Copyright 2012 Capitol Hill Blue and The Associated Press
3 thoughts on “GOP insiders worry that long primary fight will doom chances against Obama”
Weren’t their chances with any of the current candidates pretty much doomed already?
What was telling in a previous CHB’s article was the statement that Romney has not won over a southern state except Florida which is not considered part of the typical south….Now, does he really have a chance if he cannot woo the heart of Dixie which went Republican after LBJ’s active backing of civil rights?….Don’t the experts say that in the main, you have to capture a good amount of the south to win a nomination/election?…especially if you’re a Republican?
Will it ever….
Indeed, the bruising battle for supremacy between the far right “Bible Thumpers” and moderate Republicans is now clearly tearing the party apart.

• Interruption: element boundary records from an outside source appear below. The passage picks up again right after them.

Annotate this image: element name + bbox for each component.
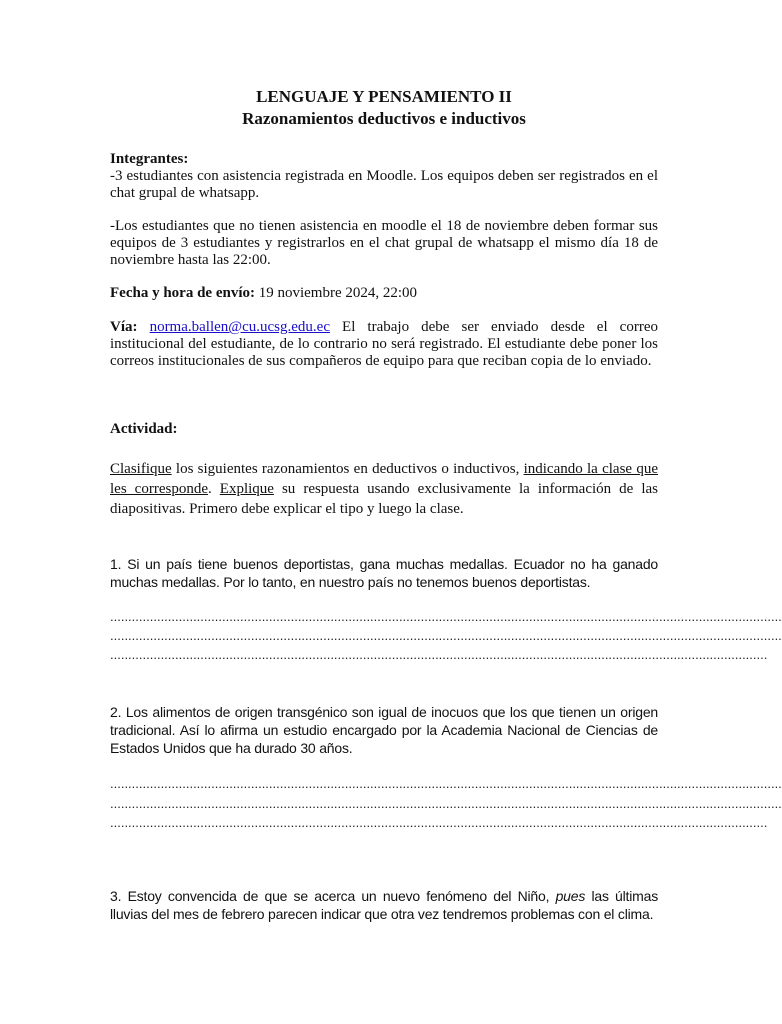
- item-1: 1. Si un país tiene buenos deportistas, gana muchas medallas. Ecuador no ha ganado muchas medallas. Por lo tanto, en nuestro país no tenemos buenos deportistas.: [110, 556, 658, 590]
- clasifique-word: Clasifique: [110, 461, 172, 477]
- answer-line-2b: ..........................................................................................................................................................................................: [110, 796, 782, 811]
- via-section: [110, 319, 658, 370]
- answer-line-1b: ..........................................................................................................................................................................................: [110, 628, 782, 643]
- instr-part1: los siguientes razonamientos en deductivos o inductivos,: [171, 461, 524, 477]
- integrantes-label: Integrantes:: [110, 151, 189, 167]
- item-2: 2. Los alimentos de origen transgénico son igual de inocuos que los que tienen un origen tradicional. Así lo afirma un estudio encargado por la Academia Nacional de Ciencias de Estados Unidos que ha durado 30 años.: [110, 704, 658, 756]
- explique-word: Explique: [219, 481, 274, 497]
- activity-instructions: [110, 459, 658, 519]
- via-label: Vía:: [110, 319, 138, 335]
- document-title: LENGUAJE Y PENSAMIENTO II: [256, 87, 512, 106]
- answer-line-2c: ......................................................................................................................................................................................: [110, 815, 768, 830]
- actividad-label: Actividad:: [110, 421, 178, 437]
- instr-part3: su respuesta usando exclusivamente la información de las diapositivas. Primero debe explicar el tipo y luego la clase.: [110, 481, 659, 517]
- indicando-phrase: indicando la clase que les corresponde: [110, 461, 658, 497]
- answer-line-1c: ......................................................................................................................................................................................: [110, 647, 768, 662]
- fecha-section: [110, 285, 658, 302]
- instr-part2: .: [208, 481, 220, 497]
- document-subtitle: Razonamientos deductivos e inductivos: [242, 109, 526, 128]
- integrantes-section: [110, 151, 658, 202]
- answer-line-1a: ..........................................................................................................................................................................................: [110, 609, 782, 624]
- item3-italic: pues: [555, 888, 586, 904]
- item3-part1: 3. Estoy convencida de que se acerca un nuevo fenómeno del Niño,: [110, 888, 556, 904]
- fecha-label: Fecha y hora de envío:: [110, 285, 255, 301]
- via-text: El trabajo debe ser enviado desde el correo institucional del estudiante, de lo contrario no será registrado. El estudiante debe poner los correos institucionales de sus compañeros de equipo para que reciban copia de lo enviado.: [110, 319, 658, 369]
- email-link[interactable]: norma.ballen@cu.ucsg.edu.ec: [149, 319, 330, 335]
- item-3: [110, 887, 658, 923]
- item3-part2: las últimas lluvias del mes de febrero parecen indicar que otra vez tendremos problemas con el clima.: [110, 888, 658, 922]
- integrantes-line2: -Los estudiantes que no tienen asistencia en moodle el 18 de noviembre deben formar sus equipos de 3 estudiantes y registrarlos en el chat grupal de whatsapp el mismo día 18 de noviembre hasta las 22:00.: [110, 218, 658, 268]
- fecha-value: 19 noviembre 2024, 22:00: [254, 285, 418, 301]
- integrantes-line1: -3 estudiantes con asistencia registrada en Moodle. Los equipos deben ser registrados en el chat grupal de whatsapp.: [110, 168, 658, 201]
- answer-line-2a: ..........................................................................................................................................................................................: [110, 776, 782, 791]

My hunch is that the main reason Mr. Romney will be unable to capture the nomination quickly is because the “Bible Thumpers” who control the “base” cannot stand the fact that he’s a Mormon.
And the thought of electing a Mormon to the White House among most evangelicals is tantamount to blasphemy.
So, once Mr. Romney DOES eventually capture the nomination (as he most certainly will), I predict that, come November, a large majority of evangelicals will stay home rather than commit the unpardonable sin of voting for him….all of which hands Mr. Obama yet another four years in the White House.